PDA

View Full Version : Aurora 3.6 Inverter


John Szegda
2nd March 2010, 19:30
Does anyone know if three 900 Watt wind generators can be wired to one 3.6 Aurora Inverter?

John

Rob Beckers
3rd March 2010, 05:58
Hi John,

While you can probably wire them to the inverter in some way, you won't like the results. The inverter can only do MPPT for a single turbine; With multiple they would each be doing their own thing and none will get loaded properly by the inverter.

-RoB-

John Szegda
3rd March 2010, 10:49
HI Rob,

I was looking at the economics. I am flying one generator and want to incorporate two more I have in stock.

Rob Beckers
3rd March 2010, 15:00
Hi John,

I understand the economic reasons. The problem is in making those turbines do the exact same thing at the same time (they would need to see the same wind speed at all times). Well, it would be a worthy experiment to wire them to a single inverter, and program it to output 3x what it was doing for a single turbine. They need to be the same turbines though, at the same height, hopefully in close proximity. Who knows, it may work better than I think... :weird:

If you try, forget about hooking them together on the AC side. They would have to be in phase with respect to each other, and that won't happen. Get each turbine its own rectifier, and hook the DC sides together in parallel. Please let us know how it works out!

Good luck!

-RoB-

John Szegda
3rd March 2010, 16:23
Hi Rob,

I probably would try your method if I had a second hand Aurora, but My luck I would fry it. I have an Outback GVFX3600/48 in place and have had problems selling back to the grid. I listened to a salesman not an engineer when I bought it. We are in the process off obtaining permits to install a 5KW turbine with an Aurora 6000 inverter. So I think I'll wait.

John

Cor van Houtum
3rd March 2010, 16:44
Hello John and Rob,

I have tryed this with 5x 500 wats generator put in series
because of the low voltages that small turbine's give I wanted to rectify each turbine and put the rectified result in series.
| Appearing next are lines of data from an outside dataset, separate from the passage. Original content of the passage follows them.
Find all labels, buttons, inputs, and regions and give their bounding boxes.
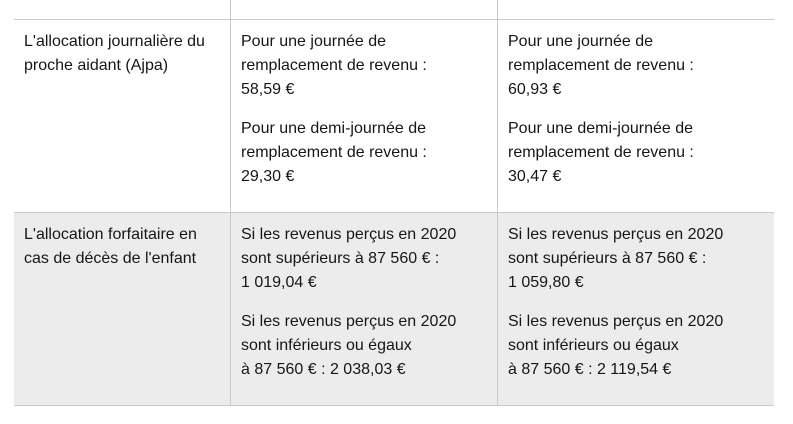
table-row (14, 213, 774, 406)
value-cell (498, 20, 774, 212)
row-label: L'allocation forfaitaire en cas de décès de l'enfant (24, 226, 197, 267)
value-text: Pour une journée de remplacement de revenu : 60,93 € (508, 33, 694, 98)
value-text: Si les revenus perçus en 2020 sont supérieurs à 87 560 € : 1 019,04 € (241, 226, 457, 291)
value-text: Si les revenus perçus en 2020 sont inférieurs ou égaux à 87 560 € : 2 119,54 € (508, 313, 724, 378)
table-cell (14, 0, 231, 19)
table-row (14, 20, 774, 213)
value-text: Pour une journée de remplacement de revenu : 58,59 € (241, 33, 427, 98)
table-cell (231, 0, 498, 19)
value-cell (231, 20, 498, 212)
value-text: Si les revenus perçus en 2020 sont supérieurs à 87 560 € : 1 059,80 € (508, 226, 724, 291)
table-header-remnant (14, 0, 774, 20)
table-cell (498, 0, 774, 19)
value-text: Pour une demi-journée de remplacement de revenu : 29,30 € (241, 120, 427, 185)
allowance-table (14, 0, 774, 406)
row-label-cell (14, 213, 231, 405)
value-cell (498, 213, 774, 405)
value-text: Pour une demi-journée de remplacement de revenu : 30,47 € (508, 120, 694, 185)
value-text: Si les revenus perçus en 2020 sont inférieurs ou égaux à 87 560 € : 2 038,03 € (241, 313, 457, 378)
row-label-cell (14, 20, 231, 212)
value-cell (231, 213, 498, 405)
row-label: L'allocation journalière du proche aidant (Ajpa) (24, 33, 205, 74)
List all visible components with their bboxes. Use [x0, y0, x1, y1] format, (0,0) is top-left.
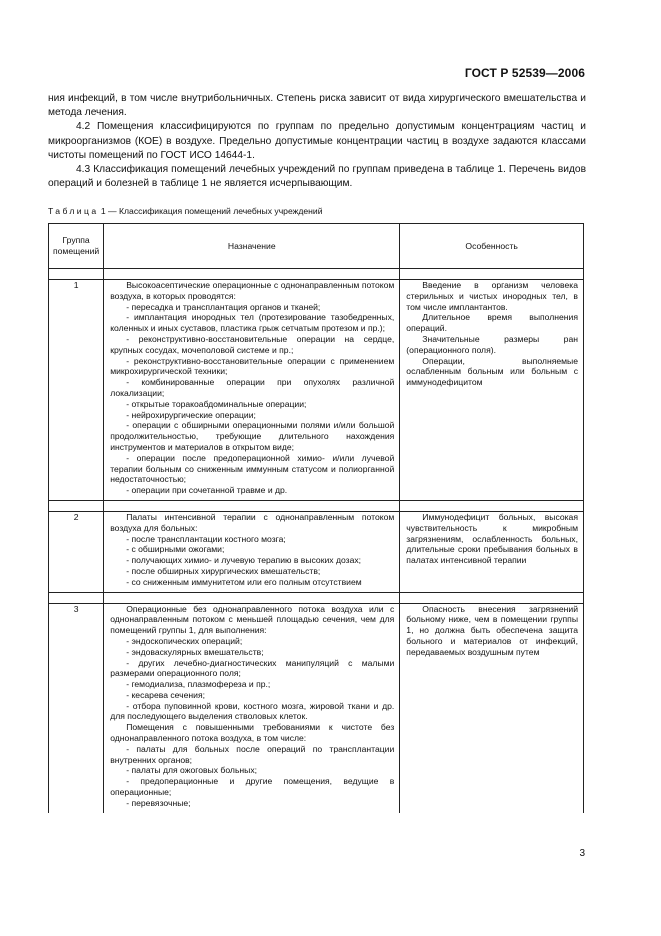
purpose-line: - гемодиализа, плазмофереза и пр.; [126, 679, 271, 690]
purpose-line: - пересадка и трансплантация органов и тканей; [126, 301, 321, 312]
body-text [48, 92, 586, 191]
feature-line: Введение в организм человека стерильных и чистых инородных тел, в том числе имплантантов. [406, 280, 578, 312]
purpose-line: - после трансплантации костного мозга; [126, 533, 286, 544]
group-cell [49, 511, 104, 592]
purpose-line: - с обширными ожогами; [126, 544, 225, 555]
table-caption-title: 1 — Классификация помещений лечебных учреждений [98, 206, 323, 216]
feature-cell [400, 511, 584, 592]
group-number: 1 [73, 280, 79, 290]
purpose-line: - нейрохирургические операции; [126, 409, 256, 420]
feature-line: Длительное время выполнения операций. [406, 312, 578, 334]
purpose-line: - реконструктивно-восстановительные операции с применением микрохирургической техники; [110, 355, 395, 377]
purpose-line: Операционные без однонаправленного потока воздуха или с однонаправленным потоком с меньшей площадью сечения, чем для помещений группы 1, для выполнения: [110, 603, 395, 636]
purpose-line: - отбора пуповинной крови, костного мозга, жировой ткани и др. для последующего выделения стволовых клеток. [110, 700, 395, 722]
purpose-line: Помещения с повышенными требованиями к чистоте без однонаправленного потока воздуха, в том числе: [110, 722, 395, 744]
feature-line: Значительные размеры ран (операционного поля). [406, 333, 578, 355]
purpose-line: - палаты для ожоговых больных; [126, 765, 258, 776]
header-group: Группа помещений [49, 224, 104, 269]
feature-cell [400, 603, 584, 813]
group-cell [49, 280, 104, 501]
purpose-line: - операции при сочетанной травме и др. [126, 485, 288, 496]
purpose-line: - эндоскопических операций; [126, 635, 243, 646]
classification-table [48, 223, 584, 813]
purpose-line: - после обширных хирургических вмешательств; [126, 565, 321, 576]
table-caption [48, 206, 323, 216]
table-header-row [49, 224, 584, 269]
group-number: 3 [73, 603, 79, 614]
purpose-line: - кесарева сечения; [126, 689, 205, 700]
purpose-line: Палаты интенсивной терапии с однонаправленным потоком воздуха для больных: [110, 511, 395, 533]
paragraph-continuation: ния инфекций, в том числе внутрибольничных. Степень риска зависит от вида хирургического вмешательства и метода лечения. [48, 93, 586, 119]
purpose-line: - комбинированные операции при опухолях различной локализации; [110, 377, 395, 398]
purpose-line: - операции с обширными операционными полями и/или большой продолжительностью, требующие длительного нахождения инструментов и материалов в открытом виде; [110, 420, 395, 452]
table-row [49, 603, 584, 813]
purpose-cell [104, 280, 400, 501]
feature-line: Операции, выполняемые ослабленным больным или больным с иммунодефицитом [406, 355, 578, 388]
purpose-line: - перевязочные; [126, 797, 191, 808]
purpose-cell [104, 603, 400, 813]
purpose-line: - других лечебно-диагностических манипуляций с малыми размерами операционного поля; [110, 657, 395, 679]
purpose-line: - предоперационные и другие помещения, ведущие в операционные; [110, 776, 395, 798]
purpose-line: - эндоваскулярных вмешательств; [126, 646, 264, 657]
group-cell [49, 603, 104, 813]
purpose-cell [104, 511, 400, 592]
purpose-line: - операции после предоперационной химио- и/или лучевой терапии больным со сниженным иммунным статусом и полиорганной недостаточностью; [110, 452, 395, 485]
purpose-line: - реконструктивно-восстановительные операции на сердце, крупных сосудах, мочеполовой системе и пр.; [110, 333, 395, 355]
purpose-line: - получающих химио- и лучевую терапию в высоких дозах; [126, 555, 362, 566]
purpose-line: - со сниженным иммунитетом или его полным отсутствием [126, 576, 362, 587]
feature-cell [400, 280, 584, 501]
purpose-line: - палаты для больных после операций по трансплантации внутренних органов; [110, 743, 395, 765]
purpose-line: - открытые торакоабдоминальные операции; [126, 398, 307, 409]
purpose-line: Высокоасептические операционные с однонаправленным потоком воздуха, в которых проводятся: [110, 280, 395, 301]
standard-header: ГОСТ Р 52539—2006 [464, 66, 585, 80]
table-row [49, 511, 584, 592]
feature-line: Иммунодефицит больных, высокая чувствительность к микробным загрязнениям, ослабленность больных, длительные сроки пребывания больных в палатах интенсивной терапии [406, 511, 578, 566]
paragraph-4-3: 4.3 Классификация помещений лечебных учреждений по группам приведена в таблице 1. Перечень видов операций и болезней в таблице 1 не является исчерпывающим. [48, 164, 586, 190]
group-number: 2 [73, 511, 79, 522]
page-number: 3 [579, 848, 585, 859]
table-caption-word: Таблица [48, 206, 99, 216]
feature-line: Опасность внесения загрязнений больному ниже, чем в помещении группы 1, но должна быть обеспечена защита больного и материалов от инфекций, передаваемых воздушным путем [406, 603, 578, 657]
purpose-line: - имплантация инородных тел (протезирование тазобедренных, коленных и иных суставов, пластика грыж сетчатым протезом и пр.); [110, 312, 395, 334]
header-feature: Особенность [400, 224, 584, 269]
header-purpose: Назначение [104, 224, 400, 269]
paragraph-4-2: 4.2 Помещения классифицируются по группам по предельно допустимым концентрациям частиц и микроорганизмов (КОЕ) в воздухе. Предельно допустимые концентрации частиц в воздухе задаются классами чистоты помещений по ГОСТ ИСО 14644-1. [48, 121, 586, 161]
table-row [49, 280, 584, 501]
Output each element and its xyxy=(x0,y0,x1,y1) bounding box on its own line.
on the end of the seies i connected a 3600

this does not work

the one generator will disturb the next etc.
and the end result is 5x bad.
The 3600 wil not go in defect
these units only wil defect when in state of overvoltage

I will test the situation for you putting 2x 2kw generator in parallel
i was walking around with this also for a while.

I let you know
because i think it can work better as when just one 2kw is connected
I do nou assume that the results will double but I think it will have more force
to keep the voltage more steady with low winds

I'll keep you informed

John Szegda
3rd March 2010, 17:29
Hi Cor,

Nice meeting you. I would also be interested. In the Wind Turbine business the lower KW units are less costly. If this works, it may allow more people to increase their systems capacity with less equipment and reduce the KW cost.

John

Rob Beckers
4th March 2010, 06:20
Cor, sorry I missed you yesterday! I waited a little while when you went off hunting for a computer that could do video chat, but gave up (it's a busy place here, with a 6 month old boy). Give me a call today if you have a moment.

Now that you mention it, I remember your mention of trying multiple turbines on the same inverter. Didn't remember the results though. Interesting! Without a whole lot of supporting evidence, I have a feeling that paralleling turbines (or rather, their DC output) may work slightly better than series. In series the current is forced through all turbines, in parallel that's not the case, it will be the turbine that spins fastest that gets the largest load. This may 'naturally' even things up a bit more between turbines, because the less loaded ones will tend to spin faster and catch up, maybe resulting in better load sharing between turbines (with the one that sees most wind actually doing most of the work). In the end the whole series/parallel connection of multiple turbines is a dubious proposition; the inverter can only do proper MPPT if all those turbines see the exact same wind at exactly the same time. The most likely result is that none of the turbines will see the proper load.